Calculating Percent Identity from SAM Files

The Sequence Alignment/Map (SAM) file format is used for storing nucleotide sequence alignments.  It is not a simple format, but has managed to achieve relatively widespread use.  Popular aligners such as Bowtie and BWA make use of the SAM format for output, and the alignments produced from other tools such as the fragment recruitment tool FR-HIT are often converted to the SAM format as well.  Interestingly, though the record representing each alignment contains an enormous amount of information, the “percent identity” is not among this data.  This is a strange oversight, as the identity is a common attribute that should be easy to calculate, and is a necessity for fragment recruitment plotting, among other uses.

Percent identity is calculated by dividing the number of nucleotide matches in the alignment by the total number of nucleotides (matched or mismatched).

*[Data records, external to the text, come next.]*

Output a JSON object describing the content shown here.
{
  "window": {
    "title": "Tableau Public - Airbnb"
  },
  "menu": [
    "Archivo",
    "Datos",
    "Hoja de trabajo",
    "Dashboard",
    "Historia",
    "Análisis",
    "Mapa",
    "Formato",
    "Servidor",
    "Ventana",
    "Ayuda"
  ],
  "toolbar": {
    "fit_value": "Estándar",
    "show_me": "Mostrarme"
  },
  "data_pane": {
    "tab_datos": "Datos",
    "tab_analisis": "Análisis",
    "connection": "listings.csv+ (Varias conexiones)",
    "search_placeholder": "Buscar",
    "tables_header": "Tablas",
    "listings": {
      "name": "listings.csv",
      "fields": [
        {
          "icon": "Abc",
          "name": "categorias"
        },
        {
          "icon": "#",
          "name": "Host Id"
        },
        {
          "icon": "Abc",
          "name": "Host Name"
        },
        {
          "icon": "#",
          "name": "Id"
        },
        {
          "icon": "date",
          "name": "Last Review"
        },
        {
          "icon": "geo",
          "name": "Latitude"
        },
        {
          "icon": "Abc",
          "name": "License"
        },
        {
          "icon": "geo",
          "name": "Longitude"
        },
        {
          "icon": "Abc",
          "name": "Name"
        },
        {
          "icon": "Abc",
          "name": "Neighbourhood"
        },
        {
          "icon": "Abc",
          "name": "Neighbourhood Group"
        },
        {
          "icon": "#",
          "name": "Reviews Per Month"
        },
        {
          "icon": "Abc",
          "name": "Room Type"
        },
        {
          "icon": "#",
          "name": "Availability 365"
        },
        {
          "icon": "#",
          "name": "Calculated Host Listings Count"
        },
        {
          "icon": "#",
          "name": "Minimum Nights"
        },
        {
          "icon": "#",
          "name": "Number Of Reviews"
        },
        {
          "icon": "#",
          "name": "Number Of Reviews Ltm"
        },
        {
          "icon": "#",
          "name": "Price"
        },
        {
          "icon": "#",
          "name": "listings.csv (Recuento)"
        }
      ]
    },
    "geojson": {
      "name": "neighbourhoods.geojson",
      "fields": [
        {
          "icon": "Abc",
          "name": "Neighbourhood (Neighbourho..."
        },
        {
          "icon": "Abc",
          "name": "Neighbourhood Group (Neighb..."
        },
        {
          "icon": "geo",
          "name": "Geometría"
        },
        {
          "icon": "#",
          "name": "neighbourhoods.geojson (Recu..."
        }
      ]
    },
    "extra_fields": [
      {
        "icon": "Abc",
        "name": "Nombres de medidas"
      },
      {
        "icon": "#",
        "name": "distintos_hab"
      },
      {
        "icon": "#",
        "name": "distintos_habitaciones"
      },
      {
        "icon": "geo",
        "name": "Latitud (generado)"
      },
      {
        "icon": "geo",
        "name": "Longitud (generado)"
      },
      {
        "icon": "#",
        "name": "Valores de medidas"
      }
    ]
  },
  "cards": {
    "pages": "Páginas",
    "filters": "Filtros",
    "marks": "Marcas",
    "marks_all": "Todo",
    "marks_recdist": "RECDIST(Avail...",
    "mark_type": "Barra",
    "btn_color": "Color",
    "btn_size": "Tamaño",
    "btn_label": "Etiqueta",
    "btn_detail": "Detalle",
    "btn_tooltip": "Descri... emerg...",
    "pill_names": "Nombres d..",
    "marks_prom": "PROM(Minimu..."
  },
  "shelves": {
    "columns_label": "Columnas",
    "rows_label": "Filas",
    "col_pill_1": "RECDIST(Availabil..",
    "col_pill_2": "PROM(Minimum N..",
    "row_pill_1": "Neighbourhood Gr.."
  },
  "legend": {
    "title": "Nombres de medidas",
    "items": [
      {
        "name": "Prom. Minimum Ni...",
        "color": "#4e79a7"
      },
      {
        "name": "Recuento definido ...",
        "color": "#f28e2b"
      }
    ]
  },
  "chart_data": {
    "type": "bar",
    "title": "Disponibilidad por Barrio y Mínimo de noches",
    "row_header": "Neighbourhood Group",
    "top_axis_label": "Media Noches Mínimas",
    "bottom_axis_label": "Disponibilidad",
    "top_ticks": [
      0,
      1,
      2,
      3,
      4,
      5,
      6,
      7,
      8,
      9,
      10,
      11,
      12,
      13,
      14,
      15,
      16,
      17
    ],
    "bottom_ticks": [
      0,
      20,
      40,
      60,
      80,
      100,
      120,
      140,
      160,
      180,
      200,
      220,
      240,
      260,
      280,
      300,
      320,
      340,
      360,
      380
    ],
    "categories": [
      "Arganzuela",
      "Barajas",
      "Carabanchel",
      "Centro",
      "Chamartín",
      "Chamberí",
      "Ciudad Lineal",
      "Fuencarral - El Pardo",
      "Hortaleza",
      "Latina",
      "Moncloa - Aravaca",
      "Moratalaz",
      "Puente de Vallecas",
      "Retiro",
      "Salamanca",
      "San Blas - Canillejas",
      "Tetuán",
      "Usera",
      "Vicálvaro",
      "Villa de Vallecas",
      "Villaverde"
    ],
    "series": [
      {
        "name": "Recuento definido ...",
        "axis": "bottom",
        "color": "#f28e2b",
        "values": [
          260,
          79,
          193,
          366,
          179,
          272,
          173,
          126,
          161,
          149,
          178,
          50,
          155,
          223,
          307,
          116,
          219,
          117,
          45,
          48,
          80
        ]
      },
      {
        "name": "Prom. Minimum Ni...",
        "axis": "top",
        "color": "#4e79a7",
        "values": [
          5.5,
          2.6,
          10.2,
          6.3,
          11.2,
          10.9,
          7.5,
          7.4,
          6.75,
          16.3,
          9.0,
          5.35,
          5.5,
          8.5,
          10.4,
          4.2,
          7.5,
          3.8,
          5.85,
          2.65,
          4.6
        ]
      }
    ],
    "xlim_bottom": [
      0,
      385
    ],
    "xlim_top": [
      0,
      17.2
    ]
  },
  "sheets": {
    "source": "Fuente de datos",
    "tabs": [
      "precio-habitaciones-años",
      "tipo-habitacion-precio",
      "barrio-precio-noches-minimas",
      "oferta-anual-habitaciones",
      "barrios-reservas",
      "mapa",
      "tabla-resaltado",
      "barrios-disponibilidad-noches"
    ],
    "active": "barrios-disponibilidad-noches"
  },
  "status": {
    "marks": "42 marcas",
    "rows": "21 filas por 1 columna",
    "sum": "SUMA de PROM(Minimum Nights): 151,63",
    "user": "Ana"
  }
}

The CIGAR field seems as if it would be useful in this endeavor, but turns out to be useless in terms of identity calculation.  In a CIGAR string, an op of M indicates an alignment match, which (according to the SAM format specification) “can be a sequence match or mismatch” (!).  This means that with 200bp Illumina reads, the alignments might include a CIGAR string like 200M, which does not indicate a 100% identity.

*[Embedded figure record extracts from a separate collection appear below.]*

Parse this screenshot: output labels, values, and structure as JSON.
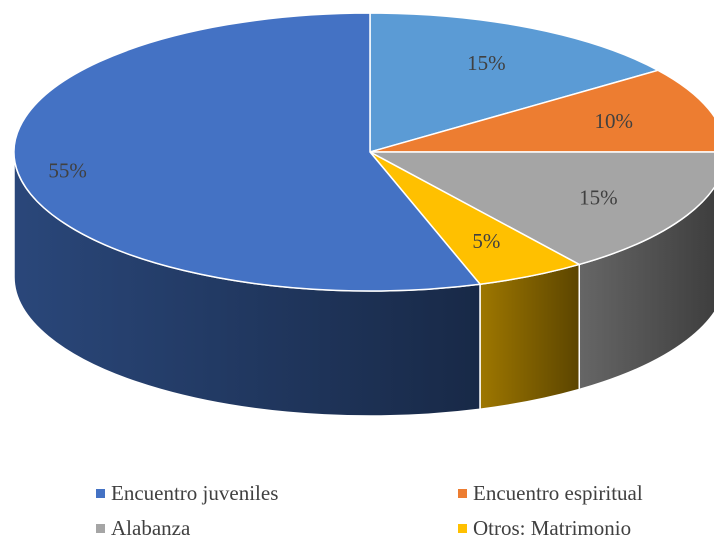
{
  "chart_data": {
    "type": "pie",
    "style": "3d",
    "title": "",
    "legend_position": "bottom",
    "series": [
      {
        "name": "Encuentro juveniles",
        "value": 55,
        "label": "55%",
        "color": "#4472C4"
      },
      {
        "name": "Encuentro espiritual",
        "value": 10,
        "label": "10%",
        "color": "#ED7D31"
      },
      {
        "name": "Alabanza",
        "value": 15,
        "label": "15%",
        "color": "#A5A5A5"
      },
      {
        "name": "Otros: Matrimonio",
        "value": 5,
        "label": "5%",
        "color": "#FFC000"
      },
      {
        "name": "",
        "value": 15,
        "label": "15%",
        "color": "#5B9BD5"
      }
    ]
  }
}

It turns out that there is an optional field, the “MD” field, that can instead be used for this calculation.  MD fields are supposed to be used to identify SNPs and indels, and so they include information about mismatches and deletions.  These MD fields may or may not be included in the SAM file produced by your aligner of choice; if they are not present, samtools can be used to postprocess a SAM-formatted file in order to add MD fields to the records:

samtools fillmd -S file.sam genomic.fna > file.md.sam

where genomic.fna is a FASTA-formatted file containing the reference sequence.  A record including an MD field may look like this:


SRR062334.404   0       gi|378696079|ref|NC_016809.1|   1804559 22
100S84M16S      *       0       0       TTAGGTGCATTTGAAAATACAACCGTCGGTAT
TTCGCTTGTGATTGGTGGTTCATGTGCGGTTGCGATGTCAATATTATTGATTATTCTTGTGTGTCACGTTTA
TTAATTGTCCAAGCAAAGAATAAGATTGCAATGGCGCCTAACATAGCTTTAATACCTGCAATCCATGCGTTT
ACGTATTCTTGTTGAGAAACCACA        C:5CCC?=BBA:5AAD-DD>AAA=-7,?4+>:1;66:
)>@?C:??>69=@85B?-98**3<>:5??##################################.7>@;>6A?
A>:C?CAAA5?5A?;CD=;:DDDADDDDD?D,CADDA?5AA-AAA-AA5:--6C@@;?.@############
###################        AS:i:84 XN:i:0  XM:i:16 XO:i:0  XG:i:0  NM:i:
16 MD:Z:27A5G2T6G4T1A6T2C0A7A1A0A0C0G1G1A5 YT:Z:UU

The CIGAR string and MD fields are highlighted for clarity.  Note that the CIGAR string indicates that there are 84 matches/mismatches, surrounded by soft clipped nucleotides; you will find that the MD string identifies these 84 nucleotides.  The MD field is read as follows:  the first 27 nucleotides are matches; the next nucleotide is a mismatch (an A in the reference sequence); the next 5 are matches; the next is a mismatch (a G in the reference sequence); etc.  This example does not include any deletions; these would be identified with a ‘^’ character, so that the string 5^GT5 would represent 5 matches followed by two deleted nucleotides (missing GT in comparison to the reference) followed by 5 matches.

Based on this string, it is easy to write a parser to establish the quantity of matches and mismatches in the alignment.  Once these two values are determined, identity can be calculated by a simple formula:

identity = 100 * (matches / (matches + mismatches))

In the above example, there are 68 matched nucleotides in the overall string of 84, yielding 81% identity.